[
https://issues.apache.org/jira/browse/PIG-2259?page=com.atlassian.jira.plugin.system.issuetabpanels:comment-tabpanel&focusedCommentId=13171703#comment-13171703
]
Jonathan Coveney commented on PIG-2259:
---------------------------------------
I actually think I get what Jarod means, and agree. Let's say you have a bag
b:bag{t:tuple(x:int, b:bag{t:tuple(a:int,b:int,c:int)})}
It'd be nice to be able to do
b.$0.$1 in order to grab that inner bag. You could, alternately, do b.$0,
flatten it, then access the $0 field, but that is way more clunky.
I'll look around and see how hard this would be too do (probably not terribly
difficult), the question is more whether we should support this (and I would
say we should).
> Black hole of multiple level dereference on "bag in bag" structure: cannot
> reach deeper levels
> ----------------------------------------------------------------------------------------------
>
> Key: PIG-2259
> URL: https://issues.apache.org/jira/browse/PIG-2259
> Project: Pig
> Issue Type: Bug
> Components: parser
> Affects Versions: 0.9.0
> Environment: Pig 0.9.0 local version, on Linux x86 and Mac OS X 10.7.1
> Reporter: JArod Wen
> Labels: bag, dereference, pig
>
> I noticed that dereference cannot reach the second level of bag in a "bag in
> bag" structure.

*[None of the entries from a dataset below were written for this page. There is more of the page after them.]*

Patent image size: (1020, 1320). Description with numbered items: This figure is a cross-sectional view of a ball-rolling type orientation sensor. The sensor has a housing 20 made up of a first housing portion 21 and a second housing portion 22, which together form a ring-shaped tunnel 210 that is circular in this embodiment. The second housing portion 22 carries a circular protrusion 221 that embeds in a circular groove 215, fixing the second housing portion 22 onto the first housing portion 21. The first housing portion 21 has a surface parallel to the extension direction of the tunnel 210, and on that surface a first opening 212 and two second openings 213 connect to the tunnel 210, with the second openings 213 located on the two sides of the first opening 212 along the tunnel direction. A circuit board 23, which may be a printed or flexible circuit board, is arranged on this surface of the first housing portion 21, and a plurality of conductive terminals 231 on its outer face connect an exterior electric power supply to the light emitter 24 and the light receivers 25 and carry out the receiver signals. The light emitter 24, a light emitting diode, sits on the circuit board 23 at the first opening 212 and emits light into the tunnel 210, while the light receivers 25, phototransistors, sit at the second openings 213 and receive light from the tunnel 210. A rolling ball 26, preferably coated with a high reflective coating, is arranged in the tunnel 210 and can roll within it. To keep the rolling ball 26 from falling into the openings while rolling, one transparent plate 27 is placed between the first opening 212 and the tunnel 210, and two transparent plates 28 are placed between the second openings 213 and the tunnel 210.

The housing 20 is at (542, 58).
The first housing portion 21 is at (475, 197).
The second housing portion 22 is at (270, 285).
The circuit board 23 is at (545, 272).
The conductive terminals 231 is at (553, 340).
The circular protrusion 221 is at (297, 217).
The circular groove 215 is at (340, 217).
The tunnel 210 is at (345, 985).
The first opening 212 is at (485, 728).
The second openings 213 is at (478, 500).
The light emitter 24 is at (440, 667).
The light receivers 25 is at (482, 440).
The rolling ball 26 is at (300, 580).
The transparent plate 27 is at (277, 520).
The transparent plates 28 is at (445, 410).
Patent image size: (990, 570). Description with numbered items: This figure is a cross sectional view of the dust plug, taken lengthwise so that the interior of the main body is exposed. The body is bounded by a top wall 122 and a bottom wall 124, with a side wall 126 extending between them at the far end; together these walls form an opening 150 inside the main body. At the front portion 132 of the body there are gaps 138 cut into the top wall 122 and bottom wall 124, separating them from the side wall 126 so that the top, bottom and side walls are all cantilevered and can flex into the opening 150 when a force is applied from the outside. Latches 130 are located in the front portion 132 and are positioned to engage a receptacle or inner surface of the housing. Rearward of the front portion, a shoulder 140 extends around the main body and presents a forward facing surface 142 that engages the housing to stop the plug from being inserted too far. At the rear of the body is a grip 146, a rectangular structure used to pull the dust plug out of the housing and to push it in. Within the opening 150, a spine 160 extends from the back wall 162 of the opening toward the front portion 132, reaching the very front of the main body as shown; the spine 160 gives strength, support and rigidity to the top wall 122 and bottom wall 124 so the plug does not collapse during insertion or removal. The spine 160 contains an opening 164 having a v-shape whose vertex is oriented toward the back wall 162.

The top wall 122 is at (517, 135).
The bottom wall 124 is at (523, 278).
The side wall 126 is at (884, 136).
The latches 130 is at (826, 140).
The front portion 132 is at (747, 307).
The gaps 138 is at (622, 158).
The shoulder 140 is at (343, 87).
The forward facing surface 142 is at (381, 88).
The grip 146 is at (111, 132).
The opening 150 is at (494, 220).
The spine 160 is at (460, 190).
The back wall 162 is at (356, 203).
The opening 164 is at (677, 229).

Here is a example:
> For the following scripts:
> a = load 'grade.dat' as (name, age, gpa);
> b = load 'rate.dat' as (state, age, rate);
> ag = group a by (name, age);
> c = cogroup ag by group.age, b by age;
> cf = foreach c generate $1.$0;
> The relation c has the schema as:
> bytearray, bag{tuple(tuple(bytearray, bytearray), bag{tuple(bytearray,
> bytearray, bytearray)})}, bag{tuple(bytearray, bytearray, bytearray)}
> so for c, $1.$0 means the first field of the bag "ag", which will be the
> tuple group(name, age). However after this, $1.$0.$0 and $1.$0.$0.$0 keep the
> same tuple but no deeper dereference. Actually we can add arbitrary number of
> ".$0" after $1.$0 but keep stay at the same position.
> The reason for this interesting "black hole" of the dereference is when we
> dereferencing a bag, we automatically create another bag structure, so after
> we obtain the "group(name, age)" tuple from the bag "ag", a bag wrapper is
> added onto the tuple so it becomes
> bag{tuple(tuple(bytearray, bytearray))}
> Then no matter how many dereferences are appended, this structure cannot be
> changed since every dereference just "takes off" the outer bag wrapper and
> "puts on" the same bag wrapper.
> For the same reason, the following script can also produce the same "black
> hole":
> cf = foreach c generate $1.$1.$0. ... (arbitrary number of ".$0")
--
This message is automatically generated by JIRA.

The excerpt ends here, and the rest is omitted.